She told BBC: “I’m just so humbled — it is unbelievable. Can you believe I am standing so tall in New York City? We know that 3% of statues in the city are female. My great-grandmother, my grandmother, my mother — ha! — they would never have dreamt of something like this.”
Her statue went up alongside nine women; media mogul Oprah Winfrey, Hollywood stars Nicole Kidman and Cate Blanchett, conservationist Jane Goodall, activist Janet Mock, chemist Tracy Dyson, author Cheryl Strayed, and Olympic gymnast Gabby Douglas.
All 10 women are being honored for fighting for gender equality for girls and women. They were earlier named as the 'World’s top 10 most inspiring women’ back in May.
Trent, in particular, was denied education as a child growing up rural Zimbabwe (formerly known as Rhodesia) because of her gender.
“In the whole village, only men could read and count, and the majority of women could not. And yet some of these were brilliant women,” she told the BBC.

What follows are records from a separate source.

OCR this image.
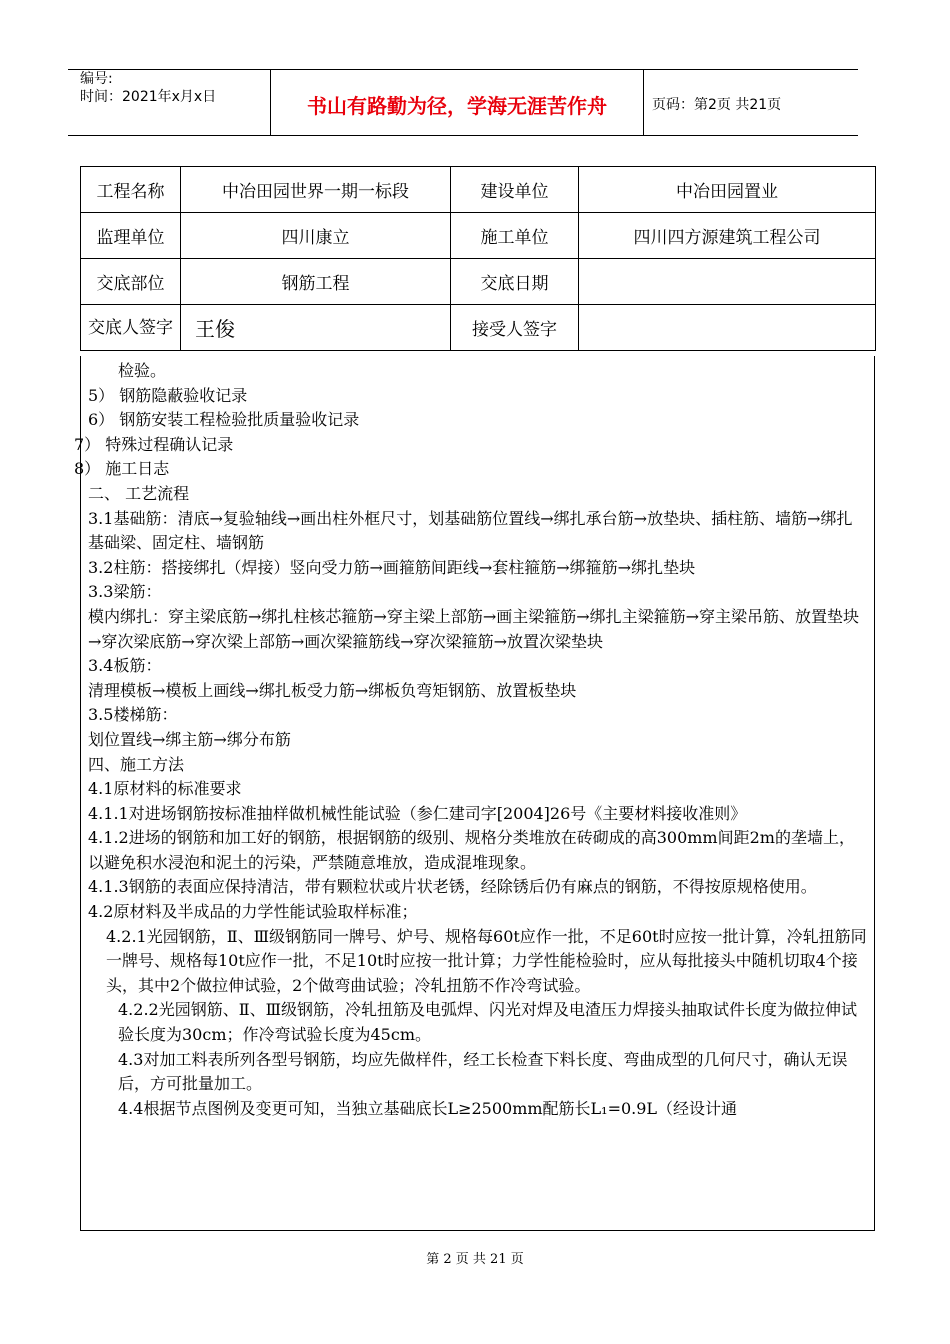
编号:
时间：2021年x月x日	书山有路勤为径，学海无涯苦作舟	页码：第2页 共21页
工程名称	中冶田园世界一期一标段	建设单位	中冶田园置业
监理单位	四川康立	施工单位	四川四方源建筑工程公司
交底部位	钢筋工程	交底日期	
交底人签字	王俊	接受人签字	

检验。

5） 钢筋隐蔽验收记录

6） 钢筋安装工程检验批质量验收记录

7） 特殊过程确认记录

8） 施工日志

二、 工艺流程

3.1基础筋：清底→复验轴线→画出柱外框尺寸，划基础筋位置线→绑扎承台筋→放垫块、插柱筋、墙筋→绑扎基础梁、固定柱、墙钢筋

3.2柱筋：搭接绑扎（焊接）竖向受力筋→画箍筋间距线→套柱箍筋→绑箍筋→绑扎垫块

3.3梁筋：

模内绑扎：穿主梁底筋→绑扎柱核芯箍筋→穿主梁上部筋→画主梁箍筋→绑扎主梁箍筋→穿主梁吊筋、放置垫块→穿次梁底筋→穿次梁上部筋→画次梁箍筋线→穿次梁箍筋→放置次梁垫块

3.4板筋：

清理模板→模板上画线→绑扎板受力筋→绑板负弯矩钢筋、放置板垫块

3.5楼梯筋：

划位置线→绑主筋→绑分布筋

四、施工方法

4.1原材料的标准要求

4.1.1对进场钢筋按标准抽样做机械性能试验（参仁建司字[2004]26号《主要材料接收准则》

4.1.2进场的钢筋和加工好的钢筋，根据钢筋的级别、规格分类堆放在砖砌成的高300mm间距2m的垄墙上，以避免积水浸泡和泥土的污染，严禁随意堆放，造成混堆现象。

4.1.3钢筋的表面应保持清洁，带有颗粒状或片状老锈，经除锈后仍有麻点的钢筋，不得按原规格使用。

4.2原材料及半成品的力学性能试验取样标准；

4.2.1光园钢筋，Ⅱ、Ⅲ级钢筋同一牌号、炉号、规格每60t应作一批，不足60t时应按一批计算，冷轧扭筋同一牌号、规格每10t应作一批，不足10t时应按一批计算；力学性能检验时，应从每批接头中随机切取4个接头，其中2个做拉伸试验，2个做弯曲试验；冷轧扭筋不作冷弯试验。

4.2.2光园钢筋、Ⅱ、Ⅲ级钢筋，冷轧扭筋及电弧焊、闪光对焊及电渣压力焊接头抽取试件长度为做拉伸试验长度为30cm；作冷弯试验长度为45cm。

4.3对加工料表所列各型号钢筋，均应先做样件，经工长检查下料长度、弯曲成型的几何尺寸，确认无误后，方可批量加工。

4.4根据节点图例及变更可知，当独立基础底长L≥2500mm配筋长L₁=0.9L（经设计通

第 2 页 共 21 页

She was able to overcome several limitations in order to achieve her dream of gaining an education. She now holds her bachelors in agricultural education, a masters degree and PhD from the College of Public Health at Western Michigan University.

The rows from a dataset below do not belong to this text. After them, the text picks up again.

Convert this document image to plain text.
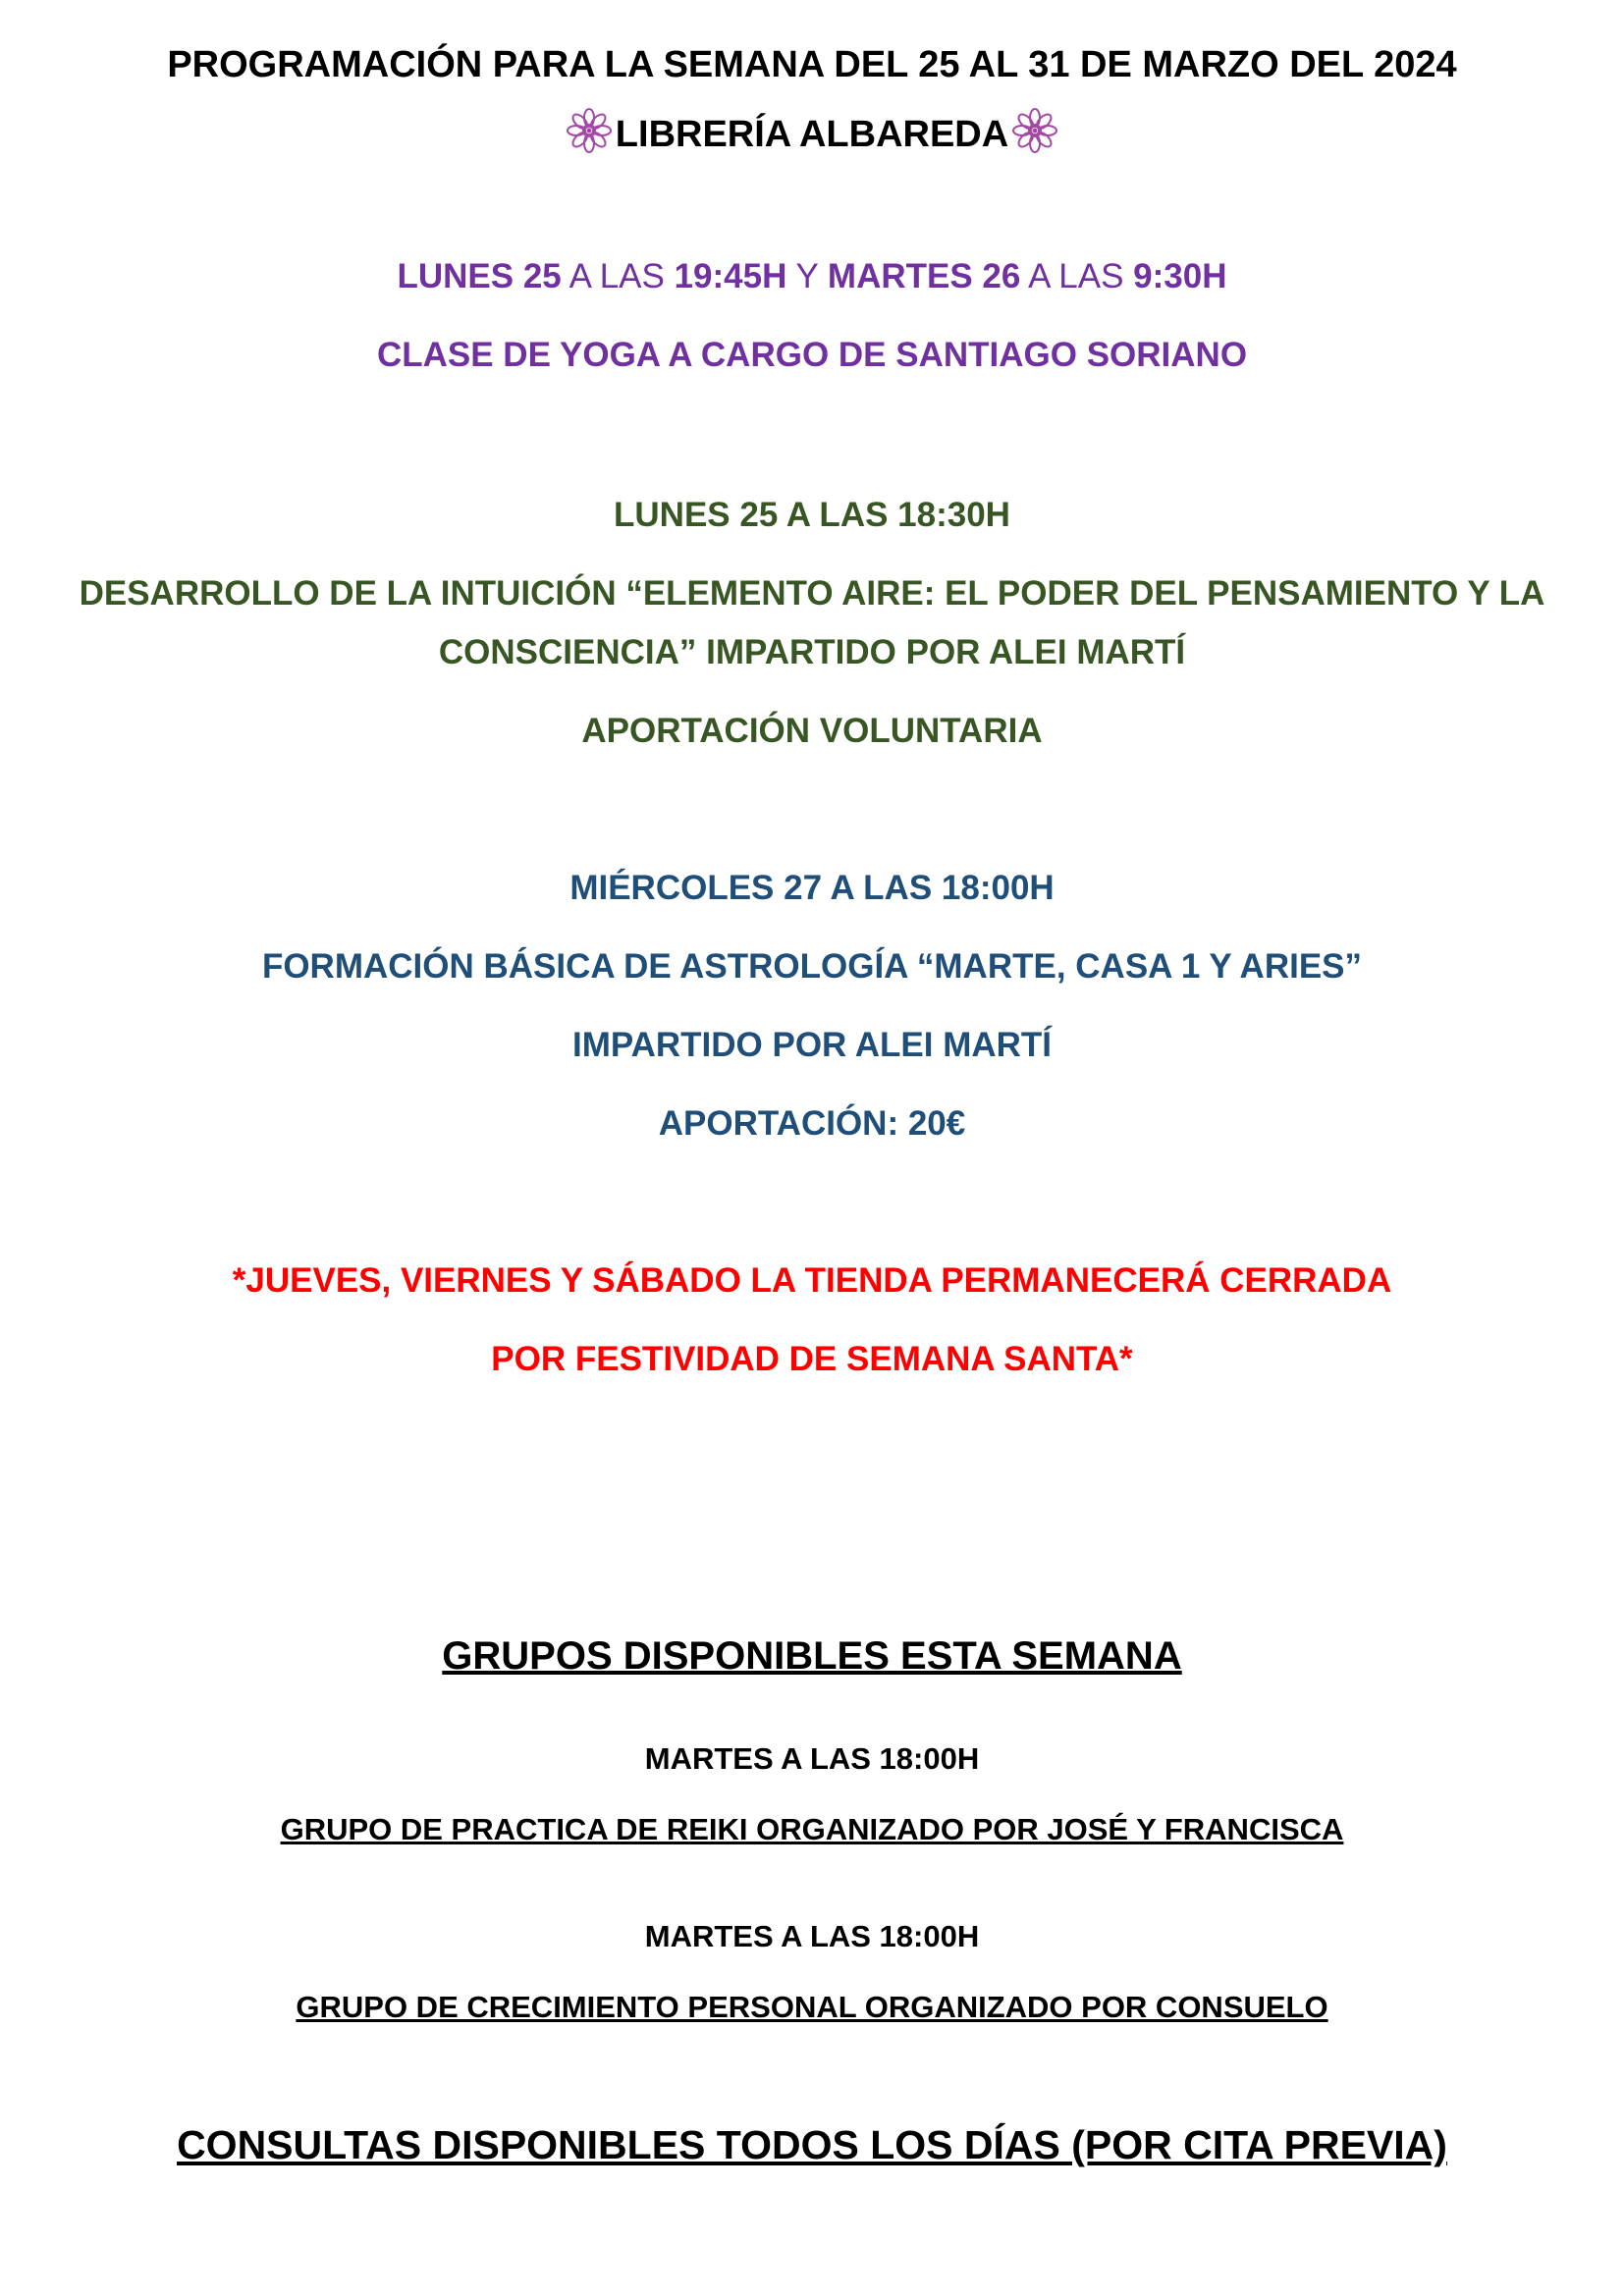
PROGRAMACIÓN PARA LA SEMANA DEL 25 AL 31 DE MARZO DEL 2024
LIBRERÍA ALBAREDA
LUNES 25 A LAS 19:45H Y MARTES 26 A LAS 9:30H
CLASE DE YOGA A CARGO DE SANTIAGO SORIANO
LUNES 25 A LAS 18:30H
DESARROLLO DE LA INTUICIÓN “ELEMENTO AIRE: EL PODER DEL PENSAMIENTO Y LA
CONSCIENCIA” IMPARTIDO POR ALEI MARTÍ
APORTACIÓN VOLUNTARIA
MIÉRCOLES 27 A LAS 18:00H
FORMACIÓN BÁSICA DE ASTROLOGÍA “MARTE, CASA 1 Y ARIES”
IMPARTIDO POR ALEI MARTÍ
APORTACIÓN: 20€
*JUEVES, VIERNES Y SÁBADO LA TIENDA PERMANECERÁ CERRADA
POR FESTIVIDAD DE SEMANA SANTA*
GRUPOS DISPONIBLES ESTA SEMANA
MARTES A LAS 18:00H
GRUPO DE PRACTICA DE REIKI ORGANIZADO POR JOSÉ Y FRANCISCA
MARTES A LAS 18:00H
GRUPO DE CRECIMIENTO PERSONAL ORGANIZADO POR CONSUELO
CONSULTAS DISPONIBLES TODOS LOS DÍAS (POR CITA PREVIA)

Now, the scholar and author is committed to giving back by providing quality education for girls and women in rural communities like hers. In her words, “We have a moral obligation, those of us able to achieve our dreams, to help others stand on our shoulders and provide that opportunity.”

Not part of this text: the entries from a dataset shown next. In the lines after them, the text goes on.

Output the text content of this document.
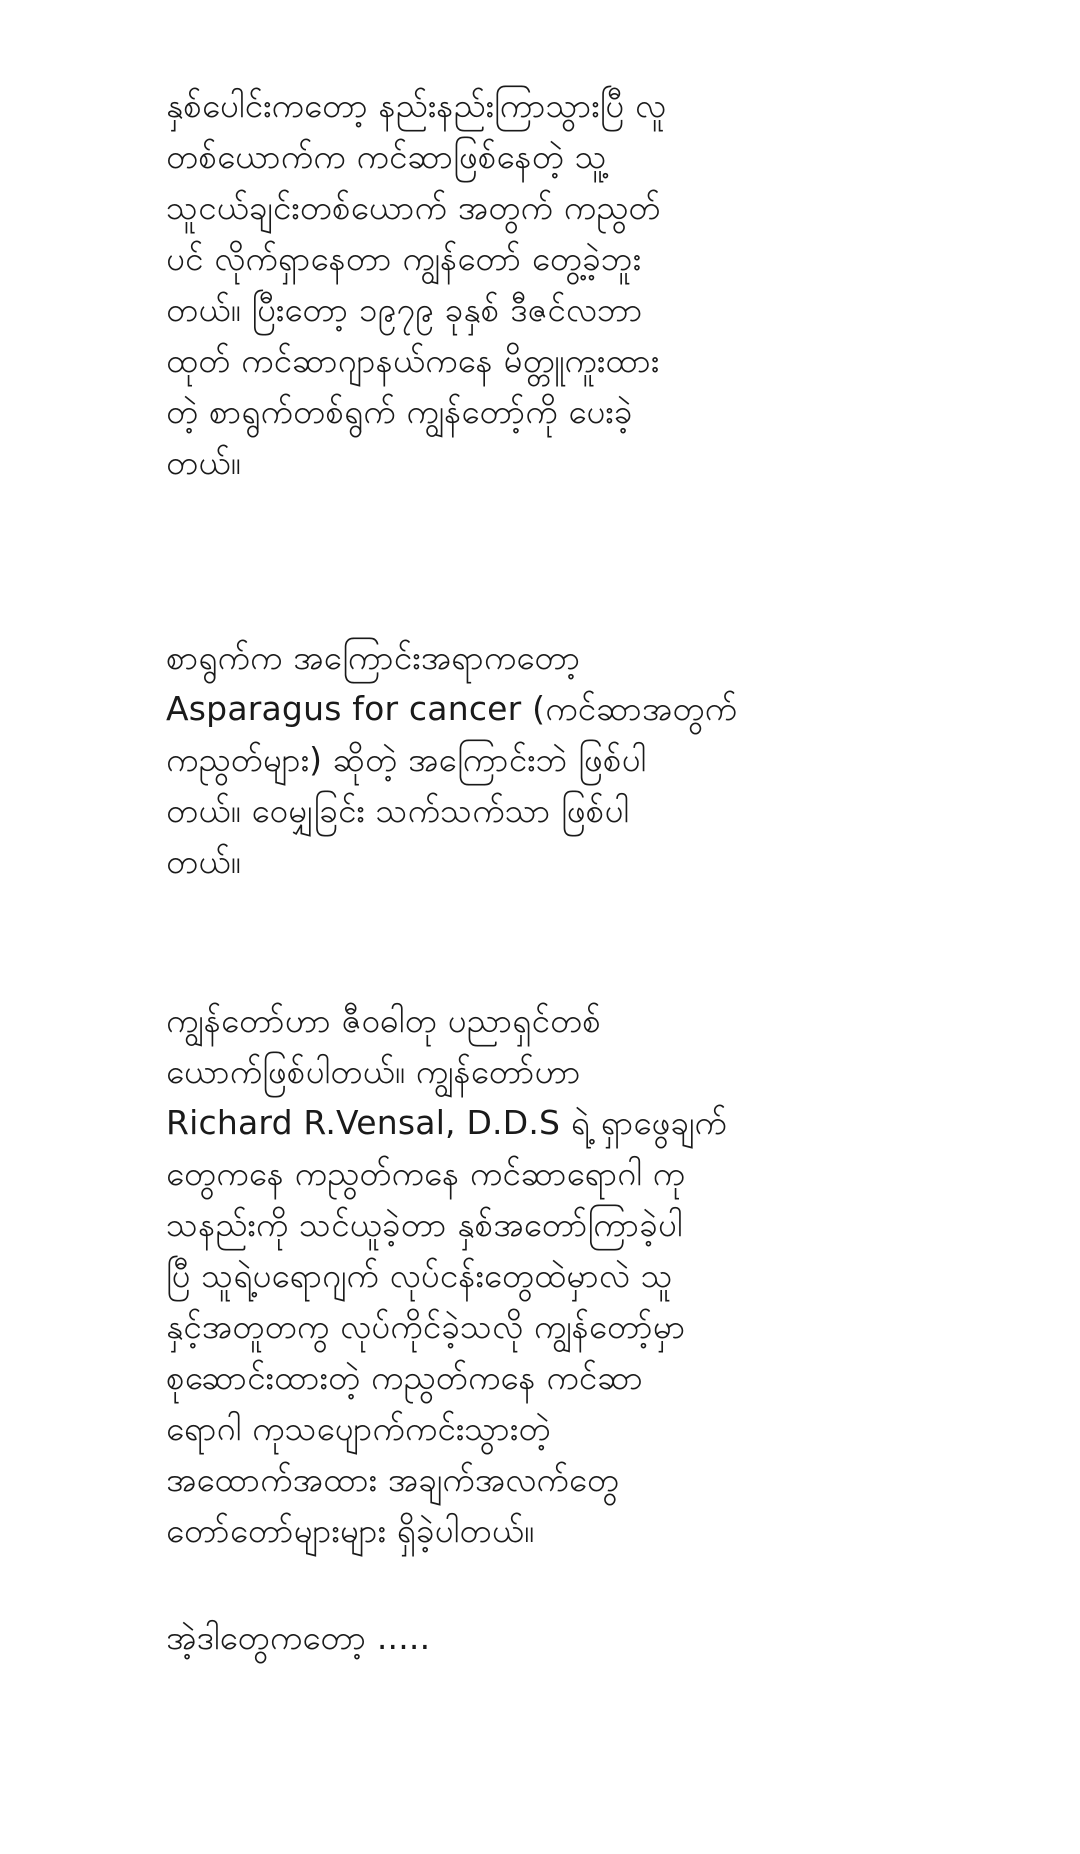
နှစ်ပေါင်းကတော့ နည်းနည်းကြာသွားပြီ လူ
တစ်ယောက်က ကင်ဆာဖြစ်နေတဲ့ သူ့
သူငယ်ချင်းတစ်ယောက် အတွက် ကညွတ်
ပင် လိုက်ရှာနေတာ ကျွန်တော် တွေ့ခဲ့ဘူး
တယ်။ ပြီးတော့ ၁၉၇၉ ခုနှစ် ဒီဇင်လဘာ
ထုတ် ကင်ဆာဂျာနယ်ကနေ မိတ္တူကူးထား
တဲ့ စာရွက်တစ်ရွက် ကျွန်တော့်ကို ပေးခဲ့
တယ်။
စာရွက်က အကြောင်းအရာကတော့
Asparagus for cancer (ကင်ဆာအတွက်
ကညွတ်များ) ဆိုတဲ့ အကြောင်းဘဲ ဖြစ်ပါ
တယ်။ ဝေမျှခြင်း သက်သက်သာ ဖြစ်ပါ
တယ်။
ကျွန်တော်ဟာ ဇီဝဓါတု ပညာရှင်တစ်
ယောက်ဖြစ်ပါတယ်။ ကျွန်တော်ဟာ
Richard R.Vensal, D.D.S ရဲ့ ရှာဖွေချက်
တွေကနေ ကညွတ်ကနေ ကင်ဆာရောဂါ ကု
သနည်းကို သင်ယူခဲ့တာ နှစ်အတော်ကြာခဲ့ပါ
ပြီ သူရဲ့ပရောဂျက် လုပ်ငန်းတွေထဲမှာလဲ သူ
နှင့်အတူတကွ လုပ်ကိုင်ခဲ့သလို ကျွန်တော့်မှာ
စုဆောင်းထားတဲ့ ကညွတ်ကနေ ကင်ဆာ
ရောဂါ ကုသပျောက်ကင်းသွားတဲ့
အထောက်အထား အချက်အလက်တွေ
တော်တော်များများ ရှိခဲ့ပါတယ်။
အဲ့ဒါတွေကတော့ .....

Trent and the remaining nine women are the first ten to be sculpted by prominent Australian artists Gillie and Marc Schattner. They were chosen via a public vote as part of a global campaign — Statues For Equality — aimed at increasing the number of female statues globally.
The artists “hope that as the project expands, it will include a broader diversity of race, class, ability, sexual orientation and gender expression.”